Falcone, who has practiced writing and speaking to the financial concerns of her generation, can best define “fiduciary” in terms millennials can most understand. She says, “Long story short, a fiduciary is considered the most trustworthy type of advisor because he or she has to put your, the client’s, interests first, even if it hurts them. In the case of financial advisors, it’s important to recognize that not all advisors are fiduciaries. What does that mean? All advisors and brokers are required to abide by something called the suitability standard, which means they have to recommend products that are suitable for you, or fit your specific financial goals. A fiduciary, however, takes that standard a step further. Rather than suggesting any product that fits your goals, a fiduciary can only recommend the best product that fits your goals. For example, a (non-fiduciary) advisor may recommend a certain investment because it meets your needs, but also because he or she makes a fee, or commission, off of it. A fiduciary, on the other hand, can only recommend the absolute best investment for you, even if it means forfeiting their commission or possibly referring you to someone else.”

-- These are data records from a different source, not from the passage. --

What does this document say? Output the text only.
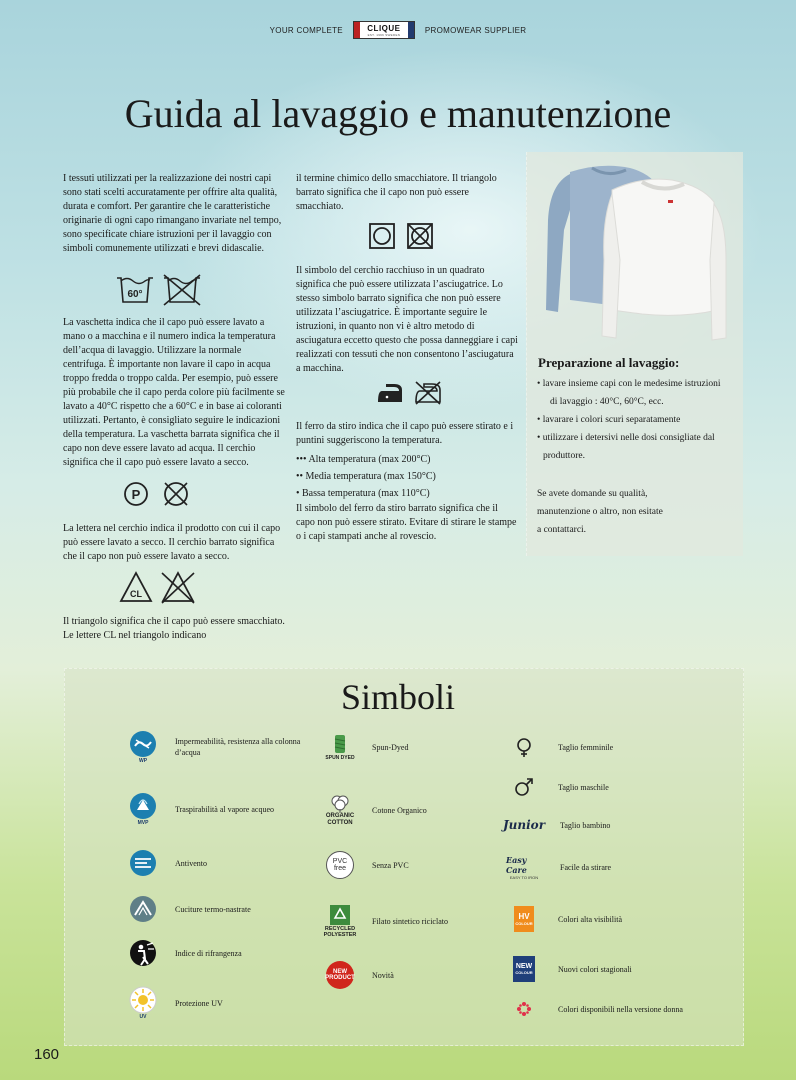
YOUR COMPLETE	CLIQUE
EST. 1996 SWEDEN	PROMOWEAR SUPPLIER
Guida al lavaggio e manutenzione

I tessuti utilizzati per la realizzazione dei nostri capi sono stati scelti accuratamente per offrire alta qualità, durata e comfort. Per garantire che le caratteristiche originarie di ogni capo rimangano invariate nel tempo, sono specificate chiare istruzioni per il lavaggio con simboli comunemente utilizzati e brevi didascalie.

60°

La vaschetta indica che il capo può essere lavato a mano o a macchina e il numero indica la temperatura dell’acqua di lavaggio. Utilizzare la normale centrifuga. È importante non lavare il capo in acqua troppo fredda o troppo calda. Per esempio, può essere più probabile che il capo perda colore più facilmente se lavato a 40°C rispetto che a 60°C e in base ai coloranti utilizzati. Pertanto, è consigliato seguire le indicazioni della temperatura. La vaschetta barrata significa che il capo non deve essere lavato ad acqua. Il cerchio significa che il capo può essere lavato a secco.

P

La lettera nel cerchio indica il prodotto con cui il capo può essere lavato a secco. Il cerchio barrato significa che il capo non può essere lavato a secco.

CL

Il triangolo significa che il capo può essere smacchiato. Le lettere CL nel triangolo indicano

il termine chimico dello smacchiatore. Il triangolo barrato significa che il capo non può essere smacchiato.

Il simbolo del cerchio racchiuso in un quadrato significa che può essere utilizzata l’asciugatrice. Lo stesso simbolo barrato significa che non può essere utilizzata l’asciugatrice. È importante seguire le istruzioni, in quanto non vi è altro metodo di asciugatura eccetto questo che possa danneggiare i capi realizzati con tessuti che non consentono l’asciugatura a macchina.

Il ferro da stiro indica che il capo può essere stirato e i puntini suggeriscono la temperatura.

••• Alta temperatura (max 200°C)

•• Media temperatura (max 150°C)

• Bassa temperatura (max 110°C)

Il simbolo del ferro da stiro barrato significa che il capo non può essere stirato. Evitare di stirare le stampe o i capi stampati anche al rovescio.

Preparazione al lavaggio:
• lavare insieme capi con le medesime istruzioni
di lavaggio : 40°C, 60°C, ecc.
• lavarare i colori scuri separatamente
• utilizzare i detersivi nelle dosi consigliate dal
produttore.
Se avete domande su qualità,
manutenzione o altro, non esitate
a contattarci.
Simboli
WP
Impermeabilità, resistenza alla colonna d’acqua
MVP
Traspirabilità al vapore acqueo
Antivento
Cuciture termo-nastrate
Indice di rifrangenza
UV
Protezione UV
SPUN DYED
Spun-Dyed
ORGANIC COTTON
Cotone Organico
PVC free	Senza PVC
RECYCLED POLYESTER
Filato sintetico riciclato
NEW PRODUCT Novità
Taglio femminile
Taglio maschile
Junior Taglio bambino
Easy Care
EASY TO IRON
Facile da stirare
HV
COLOUR	Colori alta visibilità
NEW
COLOUR	Nuovi colori stagionali
Colori disponibili nella versione donna
160
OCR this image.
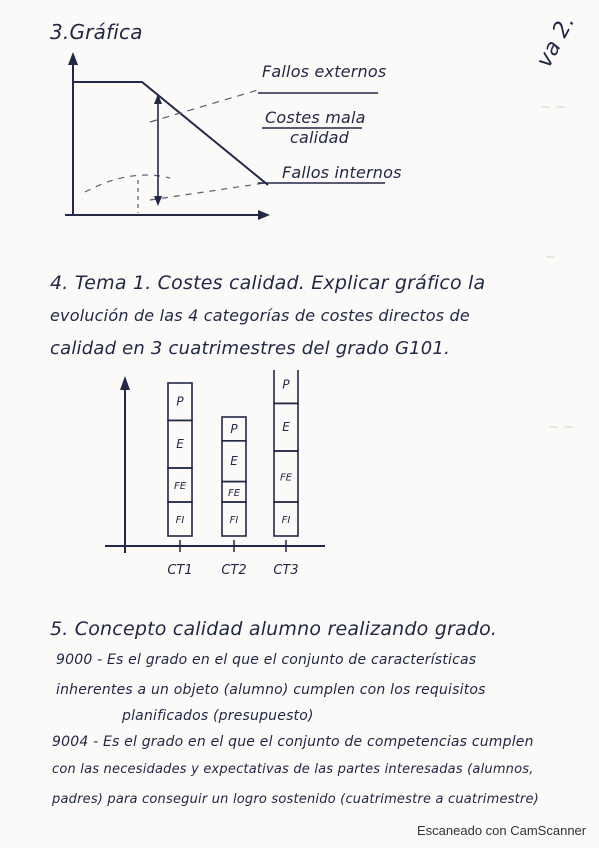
~ ~
~
~ ~
va 2.
3.Gráfica
Fallos externos
Costes mala
calidad
Fallos internos
4. Tema 1. Costes calidad. Explicar gráfico la
evolución de las 4 categorías de costes directos de
calidad en 3 cuatrimestres del grado G101.
FI
FE
E
P
CT1
FI
FE
E
P
CT2
FI
FE
E
P
CT3
5. Concepto calidad alumno realizando grado.
9000 - Es el grado en el que el conjunto de características
inherentes a un objeto (alumno) cumplen con los requisitos
planificados (presupuesto)
9004 - Es el grado en el que el conjunto de competencias cumplen
con las necesidades y expectativas de las partes interesadas (alumnos,
padres) para conseguir un logro sostenido (cuatrimestre a cuatrimestre)
Escaneado con CamScanner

Millennials Reveal the Real Reason from their Sudden Interest in the Meaning of “Fiduciary”

Brooke Knisley, a 26-year-old freelance writer at from San Diego, says, “I’m not a financial adviser, but, as a millennial, I can say it has everything to do with John Oliver’s special on financial advisors and retirement planning.” She says prior to Oliver’s show, “I had no idea there was a difference among financial advisors. My boyfriend (he’s 27) majored in Economics, and he said he had only come across the term in passing.” After watching the show, Knisley took away this lesson: “John Oliver said fiduciaries were pretty much the only type of financial advisor who is obligated to look out for your well-being. That being said, I came away with very positive feelings regarding them and negative feelings towards ‘regular’ financial advisors.”

Ellie Gebhardt, a 23 year-old copywriter for Brand Iron, a millennial marketer, cited the same source of inspiration. She says, “I’ve noticed the uptick of the term fiduciary in pop culture, specifically one episode of Last Week Tonight with John Oliver that aired on June 12th, 2016. In this episode, he and his team uncover various examples of financial advisor shadiness, and give viewers a list of questions to ask at their next financial advisor meeting.” Gebhardt “knew nothing about the term ‘fiduciary’ before the John Oliver show. The show really aired at an ideal time for me, for I was just getting my 401k started at my first job. Our financial advisor came to our office for a day and had individual appointments with each employee. The show really had 3 takeaway points for me. The first was that the term ‘financial advisor’ means nothing, and can be thrown around willy nilly without mandating any professional financial training. Secondly, to ask your financial advisor if he or she was a ‘fiduciary,’ which means that they actually look out for your best interests and act as if it were their money they’re dealing with. Thirdly, John Oliver hit home what fees were associated with financial advisors, and what to look for in terms of a reasonable fee percentage.”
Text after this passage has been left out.